Jodoh Tak Bisa Ditebak
Oleh : Isnani Tias
“Selamat ya, Nisa dan Sersan Mayor Andre. Semoga berlanjut ke jenjang pernikahan.”
Itulah yang diucapkan tamu undangan dan kerabat atas pertunangan mereka berdua lima bulan yang lalu, sebelum Serma—Sersan Mayor—Andre pergi bertugas di luar pulau Jawa.
Berat rasanya bagi Nisa berpisah dengan Serma Andre, tetapi ia harus belajar membiasakan diri ditinggal bertugas mulai sekarang sebelum benar-benar menjadi istri seorang abdi negara.
Terkadang hati Nisa gelisah, jika tidak ada kabar dari tunangannya. Mereka berkomunikasi dua atau tiga hari sekali, bahkan sampai seminggu baru bisa saling komunikasi melalui ponsel. Semua itu karena jaringan yang putus-sambung, jikalau berada di luar Pulau Jawa.
Kring-kring-kring ….
Benda pipih milik Nisa berbunyi, dan itu berhasil mengganggu tidurnya.

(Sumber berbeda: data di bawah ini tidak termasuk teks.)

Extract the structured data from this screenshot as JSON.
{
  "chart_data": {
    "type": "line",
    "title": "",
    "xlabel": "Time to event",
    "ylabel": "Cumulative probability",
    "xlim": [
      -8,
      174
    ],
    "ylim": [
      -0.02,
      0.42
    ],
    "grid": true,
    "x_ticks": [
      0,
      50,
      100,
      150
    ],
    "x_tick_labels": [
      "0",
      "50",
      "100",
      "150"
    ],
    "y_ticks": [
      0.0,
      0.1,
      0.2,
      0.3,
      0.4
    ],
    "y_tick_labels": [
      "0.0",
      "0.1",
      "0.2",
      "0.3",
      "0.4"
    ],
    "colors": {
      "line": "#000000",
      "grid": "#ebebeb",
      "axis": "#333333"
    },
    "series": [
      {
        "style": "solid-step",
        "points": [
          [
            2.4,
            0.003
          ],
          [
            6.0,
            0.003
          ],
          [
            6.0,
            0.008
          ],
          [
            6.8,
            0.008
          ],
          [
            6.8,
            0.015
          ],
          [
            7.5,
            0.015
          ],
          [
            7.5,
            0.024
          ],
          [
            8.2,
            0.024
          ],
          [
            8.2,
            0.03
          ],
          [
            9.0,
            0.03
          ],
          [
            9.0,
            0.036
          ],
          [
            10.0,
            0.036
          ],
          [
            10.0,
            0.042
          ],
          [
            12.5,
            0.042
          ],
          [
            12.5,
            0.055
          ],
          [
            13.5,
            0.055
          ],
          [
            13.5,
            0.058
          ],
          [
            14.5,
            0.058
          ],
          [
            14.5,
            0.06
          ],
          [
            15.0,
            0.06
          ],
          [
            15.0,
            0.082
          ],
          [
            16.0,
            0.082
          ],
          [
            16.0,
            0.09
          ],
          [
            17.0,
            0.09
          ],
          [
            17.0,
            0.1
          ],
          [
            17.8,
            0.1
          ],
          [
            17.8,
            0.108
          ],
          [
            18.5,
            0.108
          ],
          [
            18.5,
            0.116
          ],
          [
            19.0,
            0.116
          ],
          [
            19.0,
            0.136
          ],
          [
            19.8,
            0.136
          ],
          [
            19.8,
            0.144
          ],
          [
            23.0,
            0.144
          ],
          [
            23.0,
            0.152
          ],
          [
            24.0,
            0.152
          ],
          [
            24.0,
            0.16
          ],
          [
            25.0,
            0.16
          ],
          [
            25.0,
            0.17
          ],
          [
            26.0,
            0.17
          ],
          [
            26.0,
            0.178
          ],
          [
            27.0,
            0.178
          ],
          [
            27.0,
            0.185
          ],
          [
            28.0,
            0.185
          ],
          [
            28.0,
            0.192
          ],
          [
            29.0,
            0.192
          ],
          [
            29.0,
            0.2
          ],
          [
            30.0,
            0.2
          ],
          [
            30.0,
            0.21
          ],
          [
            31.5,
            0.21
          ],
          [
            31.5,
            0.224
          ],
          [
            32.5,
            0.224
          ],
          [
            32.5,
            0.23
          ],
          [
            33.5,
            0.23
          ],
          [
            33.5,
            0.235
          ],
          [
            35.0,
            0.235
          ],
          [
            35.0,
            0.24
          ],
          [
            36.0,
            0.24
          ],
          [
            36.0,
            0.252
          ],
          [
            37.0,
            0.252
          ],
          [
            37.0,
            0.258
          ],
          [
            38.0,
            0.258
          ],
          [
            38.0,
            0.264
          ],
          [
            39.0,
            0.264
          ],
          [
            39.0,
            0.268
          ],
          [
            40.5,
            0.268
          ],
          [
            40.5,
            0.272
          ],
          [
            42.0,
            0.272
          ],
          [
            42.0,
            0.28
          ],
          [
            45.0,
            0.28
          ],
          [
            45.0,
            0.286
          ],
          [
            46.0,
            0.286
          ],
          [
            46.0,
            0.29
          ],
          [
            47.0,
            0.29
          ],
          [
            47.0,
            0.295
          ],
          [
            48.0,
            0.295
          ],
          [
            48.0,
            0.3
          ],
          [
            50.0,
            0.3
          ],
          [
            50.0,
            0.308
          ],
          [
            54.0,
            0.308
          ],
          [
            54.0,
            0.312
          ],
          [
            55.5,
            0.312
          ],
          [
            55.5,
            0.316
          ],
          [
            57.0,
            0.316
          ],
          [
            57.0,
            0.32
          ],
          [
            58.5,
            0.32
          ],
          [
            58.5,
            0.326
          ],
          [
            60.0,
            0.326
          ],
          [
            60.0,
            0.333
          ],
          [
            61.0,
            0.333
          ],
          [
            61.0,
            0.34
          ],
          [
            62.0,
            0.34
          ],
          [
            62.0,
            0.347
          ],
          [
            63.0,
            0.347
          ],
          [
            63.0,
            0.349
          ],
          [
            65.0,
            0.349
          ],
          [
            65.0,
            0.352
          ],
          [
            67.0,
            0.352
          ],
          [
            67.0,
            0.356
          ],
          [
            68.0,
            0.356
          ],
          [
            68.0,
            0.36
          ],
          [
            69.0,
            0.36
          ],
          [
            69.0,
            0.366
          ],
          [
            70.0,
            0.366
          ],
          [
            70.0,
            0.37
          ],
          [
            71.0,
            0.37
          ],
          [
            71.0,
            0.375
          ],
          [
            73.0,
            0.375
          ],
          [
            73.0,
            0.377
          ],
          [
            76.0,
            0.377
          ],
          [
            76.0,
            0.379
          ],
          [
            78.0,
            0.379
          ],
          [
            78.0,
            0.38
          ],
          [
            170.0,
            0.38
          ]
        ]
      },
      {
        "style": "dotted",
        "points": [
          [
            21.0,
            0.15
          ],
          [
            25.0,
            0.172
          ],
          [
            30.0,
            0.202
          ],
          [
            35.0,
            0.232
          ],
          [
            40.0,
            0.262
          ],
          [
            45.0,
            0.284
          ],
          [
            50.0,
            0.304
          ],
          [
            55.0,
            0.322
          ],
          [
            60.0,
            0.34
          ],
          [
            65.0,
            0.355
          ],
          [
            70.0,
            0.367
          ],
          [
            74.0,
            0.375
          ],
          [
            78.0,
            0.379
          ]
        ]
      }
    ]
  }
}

“Pagi-pagi begini, siapa yang telepon, sih?” gerutu Nisa sambil meraba-raba meja dekat tempat tidurnya.
“Halo … siapa, nih?” tanya Nisa saat ponsel itu berada di indra pendengarannya, tanpa melihat ke layar siapa yang menelepon.
“Ini Mas Andre. Masa anak perawan jam segini masih molor?”
Dari seberang terdengar suara yang tidak asing di telinga Nisa.
“Oh, Mas Andre. Ada apa?”
“Cuman begitu saja, nih? Bertanya sama tunangannya.”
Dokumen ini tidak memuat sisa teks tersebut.